The Good News for us here today is that we don’t need to be collecting water at a well to speak to Jesus, we don’t need to be alone in the midday sun, we can speak to the Triune God: Father, Son and Holy Spirit any time we want – through prayer. No matter who we are, no matter who we think we are, no matter what we are afraid of or think of ourselves for our reactions to things around us we can have a conversation with Jesus through prayer. No matter where we are, whether at home or in a car or in a place of worship we don’t have to wait to speak to Jesus – the invitation is open at all times.

We can speak to Jesus, we are entitled, welcomed and encouraged to speak to Jesus through prayer. And at this time of uncertainty, worry and what seems like constant change there is a certainty that we can pray, we can take our worries, our concerns, those things we’re not liking about ourselves to God. God always listens, God loves us and God will not desert us. God is not running away from us, God will no runaway from us, God has never run away from humanity no matter what humanity is going through. God is love and we are God’s children and we are beloved yesterday, today and forever. At times we might feel that there is nothing we can do, nothing we can say, nothing we can do to put faith into action, particularly if we cannot be with our usual communities of love, support and faith. But we can pray, praying is not not doing anything, it is going before the God that loves us with our concerns and those things on our hearts, a God that knew us before we were formed in our mother’s wombs. A God of light, hope and love that invites us to speak with themselves in times of trouble, worry, joy and thanksgiving, for ourselves, for our loved ones, for our community and for our world.

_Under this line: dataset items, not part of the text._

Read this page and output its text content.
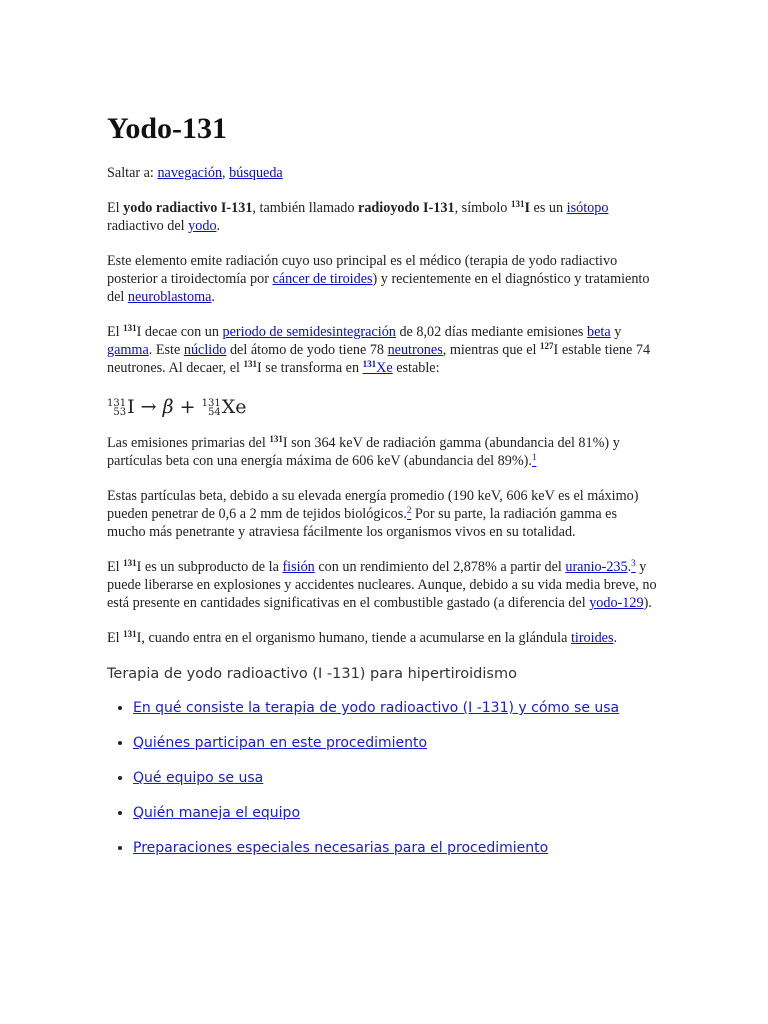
Yodo-131

Saltar a: navegación, búsqueda

El yodo radiactivo I-131, también llamado radioyodo I-131, símbolo $^{131}$I es un isótopo radiactivo del yodo.

Este elemento emite radiación cuyo uso principal es el médico (terapia de yodo radiactivo posterior a tiroidectomía por cáncer de tiroides) y recientemente en el diagnóstico y tratamiento del neuroblastoma.

El $^{131}$I decae con un periodo de semidesintegración de 8,02 días mediante emisiones beta y gamma. Este núclido del átomo de yodo tiene 78 neutrones, mientras que el $^{127}$I estable tiene 74 neutrones. Al decaer, el $^{131}$I se transforma en $^{131}$Xe estable:

131
53 I → β + 131
54 Xe

Las emisiones primarias del $^{131}$I son 364 keV de radiación gamma (abundancia del 81%) y partículas beta con una energía máxima de 606 keV (abundancia del 89%).$^1$

Estas partículas beta, debido a su elevada energía promedio (190 keV, 606 keV es el máximo) pueden penetrar de 0,6 a 2 mm de tejidos biológicos.$^2$ Por su parte, la radiación gamma es mucho más penetrante y atraviesa fácilmente los organismos vivos en su totalidad.

El $^{131}$I es un subproducto de la fisión con un rendimiento del 2,878% a partir del uranio-235.$^3$ y puede liberarse en explosiones y accidentes nucleares. Aunque, debido a su vida media breve, no está presente en cantidades significativas en el combustible gastado (a diferencia del yodo-129).

El $^{131}$I, cuando entra en el organismo humano, tiende a acumularse en la glándula tiroides.

Terapia de yodo radioactivo (I -131) para hipertiroidismo
• En qué consiste la terapia de yodo radioactivo (I -131) y cómo se usa
• Quiénes participan en este procedimiento
• Qué equipo se usa
• Quién maneja el equipo
• Preparaciones especiales necesarias para el procedimiento
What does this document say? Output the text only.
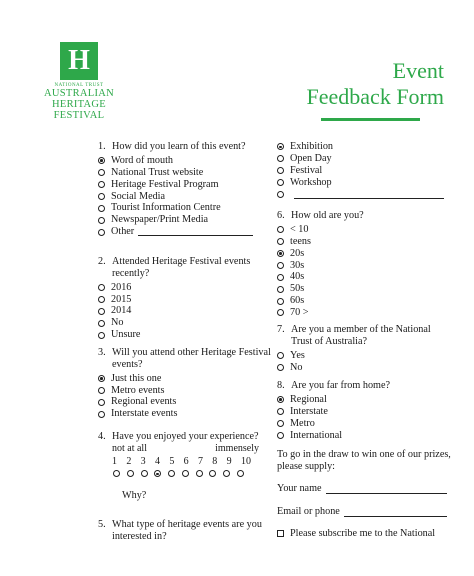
H
NATIONAL TRUST
AUSTRALIAN
HERITAGE
FESTIVAL
Event
Feedback Form
1. How did you learn of this event?
Word of mouth
National Trust website
Heritage Festival Program
Social Media
Tourist Information Centre
Newspaper/Print Media
Other
2. Attended Heritage Festival events recently?
2016
2015
2014
No
Unsure
3. Will you attend other Heritage Festival events?
Just this one
Metro events
Regional events
Interstate events
4. Have you enjoyed your experience?
not at all	immensely
1 2 3 4 5 6 7 8 9 10
Why?
5. What type of heritage events are you interested in?
Exhibition
Open Day
Festival
Workshop
6. How old are you?
< 10
teens
20s
30s
40s
50s
60s
70 >
7. Are you a member of the National Trust of Australia?
Yes
No
8. Are you far from home?
Regional
Interstate
Metro
International
To go in the draw to win one of our prizes, please supply:
Your name
Email or phone
Please subscribe me to the National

The invitation to have a conversation to Jesus is there. That invitation is open to us all, how will we respond to that invitation?

In the name of God +Creator, Redeemer, Sustainer and Sanctifier. Amen.

Resources Used in Preparation
Bartlett, David Lyon, and Barbara Brown Taylor. Feasting on the Word: Year A. Volume 2: Lent through Eastertide. Louisville: Westminster John Knox Press, 2011.
Piatt, Christian. Surviving the Bible, A Devotional for the Church Year 2020. Minneapolis: Fortress Press, 2019.